Accueil du site > Tribune Libre > Conférence : démocratie et internet - 2019

Conférence : démocratie et internet - 2019

Une conférence réalisée à l'École Nationale des Finances Publiques (ENFIP), en janvier 2019. L'échange de questions/réponses avec de futurs inspecteurs des finances est particulièrement intéressant. (Pardon de sortir du cadre par moments)

Tags : Politique Internet Démocratie




Réagissez à l'article

4 réactions à cet article    


  • 1 vote
    maQiavel maQiavel 19 avril 2019 21:18

    Si on part du postulat que le média module les interactions sociales et que par conséquent, une mutation des moyens de diffusion de l’information a pour effet d’engranger un changement de société, la question qui est posée à 50 min 30 sec est extrêmement importante et elle oblige à penser que ces transformations vont bien au-delà de la notion de verticalité et d’horizontalité.
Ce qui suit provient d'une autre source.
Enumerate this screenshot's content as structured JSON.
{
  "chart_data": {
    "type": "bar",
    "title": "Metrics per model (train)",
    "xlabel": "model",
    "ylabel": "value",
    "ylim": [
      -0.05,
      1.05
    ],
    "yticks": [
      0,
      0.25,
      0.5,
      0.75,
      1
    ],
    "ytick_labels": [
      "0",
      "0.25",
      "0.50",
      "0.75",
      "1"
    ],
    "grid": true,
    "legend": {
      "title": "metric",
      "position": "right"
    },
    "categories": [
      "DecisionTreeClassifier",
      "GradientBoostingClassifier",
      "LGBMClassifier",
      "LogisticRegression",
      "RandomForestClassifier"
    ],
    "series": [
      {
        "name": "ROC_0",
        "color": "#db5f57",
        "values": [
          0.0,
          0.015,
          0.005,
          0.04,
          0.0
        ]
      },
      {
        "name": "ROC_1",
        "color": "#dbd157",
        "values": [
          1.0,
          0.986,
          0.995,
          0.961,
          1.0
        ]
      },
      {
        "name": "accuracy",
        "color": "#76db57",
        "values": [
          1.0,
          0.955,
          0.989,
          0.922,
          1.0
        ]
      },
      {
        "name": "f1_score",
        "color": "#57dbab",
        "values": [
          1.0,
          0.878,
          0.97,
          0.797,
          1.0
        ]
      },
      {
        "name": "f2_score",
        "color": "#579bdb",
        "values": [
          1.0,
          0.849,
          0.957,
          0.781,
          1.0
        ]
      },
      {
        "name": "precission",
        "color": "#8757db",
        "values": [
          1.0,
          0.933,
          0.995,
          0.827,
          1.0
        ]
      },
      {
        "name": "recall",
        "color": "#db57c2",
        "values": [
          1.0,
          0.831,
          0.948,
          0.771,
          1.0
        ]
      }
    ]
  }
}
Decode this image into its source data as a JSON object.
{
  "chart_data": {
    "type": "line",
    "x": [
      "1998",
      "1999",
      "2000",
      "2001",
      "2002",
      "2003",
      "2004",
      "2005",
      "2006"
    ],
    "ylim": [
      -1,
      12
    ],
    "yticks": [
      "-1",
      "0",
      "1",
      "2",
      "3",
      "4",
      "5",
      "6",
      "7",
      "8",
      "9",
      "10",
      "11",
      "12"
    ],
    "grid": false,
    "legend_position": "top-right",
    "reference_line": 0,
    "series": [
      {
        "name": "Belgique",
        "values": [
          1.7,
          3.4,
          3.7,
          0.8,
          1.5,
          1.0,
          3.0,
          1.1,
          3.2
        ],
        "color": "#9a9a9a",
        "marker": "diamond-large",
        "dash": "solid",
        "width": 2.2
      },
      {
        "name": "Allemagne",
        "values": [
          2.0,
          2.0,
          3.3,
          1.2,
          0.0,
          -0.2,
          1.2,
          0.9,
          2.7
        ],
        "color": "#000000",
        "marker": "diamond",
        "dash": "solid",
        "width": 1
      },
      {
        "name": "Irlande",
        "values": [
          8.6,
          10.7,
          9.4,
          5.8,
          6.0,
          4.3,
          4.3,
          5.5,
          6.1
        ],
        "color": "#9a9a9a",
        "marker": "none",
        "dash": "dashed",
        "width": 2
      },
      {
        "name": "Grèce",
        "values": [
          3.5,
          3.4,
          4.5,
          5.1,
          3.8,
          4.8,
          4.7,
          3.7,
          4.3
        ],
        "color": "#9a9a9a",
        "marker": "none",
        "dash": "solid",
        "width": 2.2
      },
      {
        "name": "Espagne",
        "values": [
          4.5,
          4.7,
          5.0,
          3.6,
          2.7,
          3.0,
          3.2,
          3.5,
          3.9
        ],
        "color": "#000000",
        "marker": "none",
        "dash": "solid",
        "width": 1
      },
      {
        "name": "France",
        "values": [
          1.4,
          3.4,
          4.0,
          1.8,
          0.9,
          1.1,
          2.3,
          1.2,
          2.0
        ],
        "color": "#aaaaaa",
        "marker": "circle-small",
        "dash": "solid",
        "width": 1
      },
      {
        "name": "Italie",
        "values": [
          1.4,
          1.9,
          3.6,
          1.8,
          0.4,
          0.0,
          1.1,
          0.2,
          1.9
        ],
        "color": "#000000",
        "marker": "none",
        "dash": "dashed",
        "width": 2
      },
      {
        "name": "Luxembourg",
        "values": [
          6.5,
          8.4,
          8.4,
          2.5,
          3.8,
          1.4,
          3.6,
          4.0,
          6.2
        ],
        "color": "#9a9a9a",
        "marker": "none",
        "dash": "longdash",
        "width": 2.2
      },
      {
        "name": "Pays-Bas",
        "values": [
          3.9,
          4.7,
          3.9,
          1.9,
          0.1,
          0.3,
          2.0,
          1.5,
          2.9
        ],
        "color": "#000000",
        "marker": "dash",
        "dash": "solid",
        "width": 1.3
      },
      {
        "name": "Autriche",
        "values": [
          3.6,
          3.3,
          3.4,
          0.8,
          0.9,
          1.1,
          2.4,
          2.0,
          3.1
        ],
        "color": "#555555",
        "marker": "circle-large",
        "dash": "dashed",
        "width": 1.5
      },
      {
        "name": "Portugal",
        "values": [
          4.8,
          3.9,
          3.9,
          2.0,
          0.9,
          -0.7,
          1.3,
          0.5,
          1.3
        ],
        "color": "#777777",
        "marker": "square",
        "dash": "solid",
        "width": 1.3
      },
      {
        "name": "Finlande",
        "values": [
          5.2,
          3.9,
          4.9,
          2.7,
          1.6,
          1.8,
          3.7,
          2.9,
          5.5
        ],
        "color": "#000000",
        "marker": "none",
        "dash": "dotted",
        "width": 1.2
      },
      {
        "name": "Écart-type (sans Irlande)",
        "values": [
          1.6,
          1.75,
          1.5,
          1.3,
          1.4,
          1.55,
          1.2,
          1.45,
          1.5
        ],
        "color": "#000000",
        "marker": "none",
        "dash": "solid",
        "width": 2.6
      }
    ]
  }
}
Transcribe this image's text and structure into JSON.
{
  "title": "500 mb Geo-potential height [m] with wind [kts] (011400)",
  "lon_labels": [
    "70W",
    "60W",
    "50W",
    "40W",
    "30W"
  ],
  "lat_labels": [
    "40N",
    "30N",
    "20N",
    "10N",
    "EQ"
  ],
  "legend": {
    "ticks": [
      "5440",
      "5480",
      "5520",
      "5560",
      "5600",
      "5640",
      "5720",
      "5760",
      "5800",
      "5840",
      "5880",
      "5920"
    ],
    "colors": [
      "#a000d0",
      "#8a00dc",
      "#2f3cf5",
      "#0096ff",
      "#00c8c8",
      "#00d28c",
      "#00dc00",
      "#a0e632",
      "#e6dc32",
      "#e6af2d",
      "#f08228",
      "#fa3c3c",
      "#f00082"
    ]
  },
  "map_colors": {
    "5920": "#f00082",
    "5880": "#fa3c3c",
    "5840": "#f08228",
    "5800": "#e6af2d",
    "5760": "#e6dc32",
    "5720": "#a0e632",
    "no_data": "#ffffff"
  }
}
Je m’explique :

    - Face à la verticalité des médias institutionnels, à leur monopole du formatage des esprits et à la propagande oligarchique, l’horizontalité d’internet apparaissait comme un espace de liberté virtuel qui pouvait permettre à tout un chacun de chercher l’information de façon autonome, qui possédait un énorme potentiel en termes de pluralisme, d’échange et de circulation de l’information et qui par ses qualités devait ringardiser la pensée unique oligarchique.

    - Seulement, l’humain a tendance à s’accrocher à ses croyances, à ses préjugés, à ses idées préconçues, à son paradigme, tout simplement parce que ces éléments sont constitutifs de son identité. Ainsi, après un certain temps de rodage, les gens ne vont plus sur internet pour découvrir des idées nouvelles mais pour confirmer celles qu’ils possèdent déjà. Pour arriver à ce résultat, d’une part, ils entrent en contact préférentiellement avec des personnes qui ont des idées similaires aux leurs et d’autre part ils mettent en place des stratégies d’évitement face à des opinions contraires. Les usagers se retrouvent donc dans des clans qui les tient au chaud dans leur sorte de zone de confort intellectuel. Les algorithmes de personnalisation renforcent cette tendance anthropologique au « tribalisme » puisque les plateformes renvoient leurs utilisateurs vers des personnes similaires, réenclenchant ainsi des logiques de groupe pour maximiser la satisfaction des usager.s Au bout du processus, l’internaute se retrouve enfermé dans ses propres certitudes, radicalise progressivement ses points de vue et se retrouve dans l’incapacité ne serait-ce que de prendre en compte l’existence de contenus dissonants.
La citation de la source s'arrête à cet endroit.